The Teloschistaceae are collectively a model system to reconstruct the evolution of lichen growth forms because all main growth forms (including a major reduction of the thallus [Fig. 1A], and most intermediate forms) are found, and seem to be evolving quickly, in this family (Fig. 1A-C). Lichens are also known to produce a wide variety of unique secondary compounds, especially polyketide derivatives, terpenes and pulvinic acid derivatives. These chemical compounds are of ecological, taxonomic and evolutionary importance. Hence, another specific goal of our first main objective focusing on the families within the Teloschistales is to better understand the evolution of their secondary compounds. Members of the Teloschistales (and the Teloschistaceae alone) are found growing on all main types of substrates lichens are known to colonize, such as rocks, soils, mosses, dead wood and bark of living woody plants. This exhaustive study of the Teloschistales was designed to reconstruct and date the transitions from one substrate to another and determine how these transitions relate to the evolution of land plants. Our nearly complete lack of understanding of how these three major traits evolved, linked to the absence of a comprehensive phylogenetic framework and systematic phenotypic characterization of each major clades has been impeding our ability to change the classification the Teloschistales, which has been known to be flawed for more than half a century.
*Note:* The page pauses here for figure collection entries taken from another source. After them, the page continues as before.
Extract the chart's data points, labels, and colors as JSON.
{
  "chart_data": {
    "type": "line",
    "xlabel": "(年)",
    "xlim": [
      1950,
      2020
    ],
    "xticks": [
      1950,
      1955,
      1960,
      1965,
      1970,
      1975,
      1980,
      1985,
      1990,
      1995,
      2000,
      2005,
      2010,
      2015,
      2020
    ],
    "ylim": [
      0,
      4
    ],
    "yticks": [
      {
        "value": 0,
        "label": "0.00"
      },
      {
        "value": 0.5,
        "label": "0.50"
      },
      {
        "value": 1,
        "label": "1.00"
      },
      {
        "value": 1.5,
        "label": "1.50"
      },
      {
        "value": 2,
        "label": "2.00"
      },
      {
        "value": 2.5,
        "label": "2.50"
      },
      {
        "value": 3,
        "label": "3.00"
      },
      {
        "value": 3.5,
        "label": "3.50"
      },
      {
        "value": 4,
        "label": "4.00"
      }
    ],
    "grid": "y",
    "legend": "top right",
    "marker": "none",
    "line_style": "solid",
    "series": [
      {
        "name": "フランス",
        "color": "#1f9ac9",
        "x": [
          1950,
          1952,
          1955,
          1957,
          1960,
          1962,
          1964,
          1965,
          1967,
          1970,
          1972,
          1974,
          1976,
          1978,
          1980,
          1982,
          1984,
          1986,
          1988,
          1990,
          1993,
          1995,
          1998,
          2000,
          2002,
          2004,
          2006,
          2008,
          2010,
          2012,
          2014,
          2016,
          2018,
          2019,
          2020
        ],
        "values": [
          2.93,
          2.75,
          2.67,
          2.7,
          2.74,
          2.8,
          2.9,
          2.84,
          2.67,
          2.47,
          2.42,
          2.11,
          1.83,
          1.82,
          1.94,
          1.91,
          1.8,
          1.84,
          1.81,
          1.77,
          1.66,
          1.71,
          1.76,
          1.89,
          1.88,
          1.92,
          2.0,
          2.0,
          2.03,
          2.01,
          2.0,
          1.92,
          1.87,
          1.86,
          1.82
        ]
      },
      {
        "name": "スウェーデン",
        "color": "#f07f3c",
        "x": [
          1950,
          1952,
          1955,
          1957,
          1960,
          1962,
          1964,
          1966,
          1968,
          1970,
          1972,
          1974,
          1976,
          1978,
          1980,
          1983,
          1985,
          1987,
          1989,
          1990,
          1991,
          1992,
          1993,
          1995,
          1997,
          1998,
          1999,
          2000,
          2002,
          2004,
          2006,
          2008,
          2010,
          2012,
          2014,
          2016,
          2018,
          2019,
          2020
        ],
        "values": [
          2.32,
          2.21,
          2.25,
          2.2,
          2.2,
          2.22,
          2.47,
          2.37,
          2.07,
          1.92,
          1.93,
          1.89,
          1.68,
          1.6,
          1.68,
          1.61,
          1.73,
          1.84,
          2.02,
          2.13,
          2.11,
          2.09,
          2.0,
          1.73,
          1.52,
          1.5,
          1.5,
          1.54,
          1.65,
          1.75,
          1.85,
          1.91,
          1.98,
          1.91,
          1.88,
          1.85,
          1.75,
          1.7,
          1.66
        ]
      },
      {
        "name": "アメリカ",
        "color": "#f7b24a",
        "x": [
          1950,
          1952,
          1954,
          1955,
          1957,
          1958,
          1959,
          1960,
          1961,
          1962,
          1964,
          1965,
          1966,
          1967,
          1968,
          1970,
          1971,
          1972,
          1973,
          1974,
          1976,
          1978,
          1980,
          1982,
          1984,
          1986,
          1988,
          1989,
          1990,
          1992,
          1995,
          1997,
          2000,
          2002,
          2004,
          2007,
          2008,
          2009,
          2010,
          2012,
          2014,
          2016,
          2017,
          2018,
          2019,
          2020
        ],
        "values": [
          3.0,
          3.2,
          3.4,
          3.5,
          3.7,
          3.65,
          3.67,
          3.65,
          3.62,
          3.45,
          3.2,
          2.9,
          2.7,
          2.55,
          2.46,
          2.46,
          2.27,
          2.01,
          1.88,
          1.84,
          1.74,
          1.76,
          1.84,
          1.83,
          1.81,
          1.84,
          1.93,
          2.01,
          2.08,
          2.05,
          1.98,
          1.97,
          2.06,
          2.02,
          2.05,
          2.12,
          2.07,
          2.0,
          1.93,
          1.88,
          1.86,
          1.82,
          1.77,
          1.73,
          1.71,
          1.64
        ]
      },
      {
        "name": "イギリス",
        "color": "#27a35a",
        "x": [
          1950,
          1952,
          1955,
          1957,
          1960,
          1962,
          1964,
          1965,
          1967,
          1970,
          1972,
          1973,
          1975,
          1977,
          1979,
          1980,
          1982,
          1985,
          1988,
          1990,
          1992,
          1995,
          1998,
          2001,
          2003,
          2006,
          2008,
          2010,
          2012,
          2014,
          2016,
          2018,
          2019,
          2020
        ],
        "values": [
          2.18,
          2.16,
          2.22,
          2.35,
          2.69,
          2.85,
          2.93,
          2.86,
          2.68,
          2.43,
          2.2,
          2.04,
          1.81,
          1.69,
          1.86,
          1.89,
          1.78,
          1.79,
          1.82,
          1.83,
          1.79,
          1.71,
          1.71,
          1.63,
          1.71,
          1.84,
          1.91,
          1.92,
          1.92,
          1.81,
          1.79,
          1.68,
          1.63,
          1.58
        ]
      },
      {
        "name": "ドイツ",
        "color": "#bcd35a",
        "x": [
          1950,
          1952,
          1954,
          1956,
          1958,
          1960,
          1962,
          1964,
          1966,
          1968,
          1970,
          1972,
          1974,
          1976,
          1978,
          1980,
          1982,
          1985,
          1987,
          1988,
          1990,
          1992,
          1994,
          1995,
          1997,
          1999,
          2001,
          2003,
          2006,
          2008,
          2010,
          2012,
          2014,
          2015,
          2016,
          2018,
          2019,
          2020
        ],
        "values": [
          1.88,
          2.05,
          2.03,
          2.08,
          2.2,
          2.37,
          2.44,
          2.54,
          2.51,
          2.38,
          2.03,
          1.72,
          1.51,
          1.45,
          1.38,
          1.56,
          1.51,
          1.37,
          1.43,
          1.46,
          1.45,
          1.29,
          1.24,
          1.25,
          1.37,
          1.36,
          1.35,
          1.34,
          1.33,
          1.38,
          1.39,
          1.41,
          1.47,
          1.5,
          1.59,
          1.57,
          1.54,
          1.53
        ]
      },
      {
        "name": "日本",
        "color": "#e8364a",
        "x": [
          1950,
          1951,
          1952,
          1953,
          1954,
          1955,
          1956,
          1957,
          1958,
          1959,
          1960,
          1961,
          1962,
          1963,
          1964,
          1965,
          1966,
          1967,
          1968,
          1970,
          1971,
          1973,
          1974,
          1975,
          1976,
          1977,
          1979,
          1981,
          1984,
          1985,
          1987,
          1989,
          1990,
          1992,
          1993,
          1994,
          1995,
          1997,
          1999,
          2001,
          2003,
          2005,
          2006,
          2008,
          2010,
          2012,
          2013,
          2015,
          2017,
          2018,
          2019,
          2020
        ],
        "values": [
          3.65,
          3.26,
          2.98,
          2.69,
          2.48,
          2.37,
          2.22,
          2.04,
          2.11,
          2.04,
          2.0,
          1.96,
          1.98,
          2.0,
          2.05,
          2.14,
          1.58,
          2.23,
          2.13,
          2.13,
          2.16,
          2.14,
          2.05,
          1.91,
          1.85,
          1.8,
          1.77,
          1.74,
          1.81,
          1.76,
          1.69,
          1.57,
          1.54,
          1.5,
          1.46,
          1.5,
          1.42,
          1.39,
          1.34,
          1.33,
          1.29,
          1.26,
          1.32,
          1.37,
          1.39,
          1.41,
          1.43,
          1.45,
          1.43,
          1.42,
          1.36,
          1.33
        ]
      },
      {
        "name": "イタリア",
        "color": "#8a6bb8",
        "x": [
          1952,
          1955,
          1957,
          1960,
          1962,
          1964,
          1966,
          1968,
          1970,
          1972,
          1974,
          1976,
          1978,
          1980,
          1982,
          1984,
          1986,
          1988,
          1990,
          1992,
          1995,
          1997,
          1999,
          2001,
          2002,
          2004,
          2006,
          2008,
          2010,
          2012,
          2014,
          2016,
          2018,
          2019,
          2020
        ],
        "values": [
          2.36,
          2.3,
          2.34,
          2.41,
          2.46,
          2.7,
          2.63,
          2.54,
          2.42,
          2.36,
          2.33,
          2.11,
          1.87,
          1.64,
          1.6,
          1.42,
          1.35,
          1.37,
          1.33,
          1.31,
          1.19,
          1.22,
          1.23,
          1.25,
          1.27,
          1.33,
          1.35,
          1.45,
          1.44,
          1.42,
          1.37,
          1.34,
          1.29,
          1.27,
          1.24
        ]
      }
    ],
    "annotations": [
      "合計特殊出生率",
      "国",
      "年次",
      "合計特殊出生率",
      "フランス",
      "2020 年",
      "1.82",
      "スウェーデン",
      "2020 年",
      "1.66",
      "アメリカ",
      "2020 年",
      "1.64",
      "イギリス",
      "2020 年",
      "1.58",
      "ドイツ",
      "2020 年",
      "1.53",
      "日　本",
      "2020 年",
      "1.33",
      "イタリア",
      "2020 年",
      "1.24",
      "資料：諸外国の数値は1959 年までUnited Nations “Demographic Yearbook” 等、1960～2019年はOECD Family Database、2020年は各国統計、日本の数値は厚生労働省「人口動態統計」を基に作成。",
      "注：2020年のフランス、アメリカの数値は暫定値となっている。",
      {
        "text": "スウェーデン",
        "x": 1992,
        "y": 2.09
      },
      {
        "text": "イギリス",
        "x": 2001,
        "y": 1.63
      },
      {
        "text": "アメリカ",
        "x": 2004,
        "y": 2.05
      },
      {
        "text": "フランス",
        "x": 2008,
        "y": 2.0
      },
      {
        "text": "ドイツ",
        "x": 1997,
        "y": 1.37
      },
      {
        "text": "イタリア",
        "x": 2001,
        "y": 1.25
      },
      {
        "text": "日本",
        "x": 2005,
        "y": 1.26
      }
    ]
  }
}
The reproductive biology of lichens has rarely been studied. The genetic mechanism responsible for lichen-forming ascomycetes to either reproduce sexually (Fig. 1) or to disperse by means of specialized vegetative symbiotic propagules containing both symbionts (Fig. 2) is unknown. Yet, these different types of reproduction determine if the photobiont is transmitted horizontally (sexual reproduction of the mycobiont) or vertically (asexual reproduction with vegetative symbiotic propagules) from generation to generation. Lichen-forming fungal species are usually mostly committed to reproduce sexually (e.g., Fig. 1) or asexually (Fig. 2), suggesting a genetic switch being involved. One key factor governing the sexual reproductive mode in fungi is the presence/absence of so-called mating-type (MAT) genes. In obligate outcrossing (heterothallic) species two nonallelic versions of the locus, termed idiomorphs, are found in isolates with complementary mating types. In contrast, facultative selfing (homothallic) species usually contain a single MAT locus with both mating types. The evidence cumulated so far support the expectation that asexual reproduction through specialized symbiotic propagules is restricted to obligate outcrossing heterothallic individuals of lichens. The impact of changes in mating systems (i.e., from heterothallism to homothallism) on speciation has been studied in some Teloschistaceae. Preliminary studies on lichens support the current view that homothallism is always the derived state, as the most common and widespread Teloschistaceae turned out to be homothallic. This unidirectional model of evolution has never been tested within a phylogenetic framework.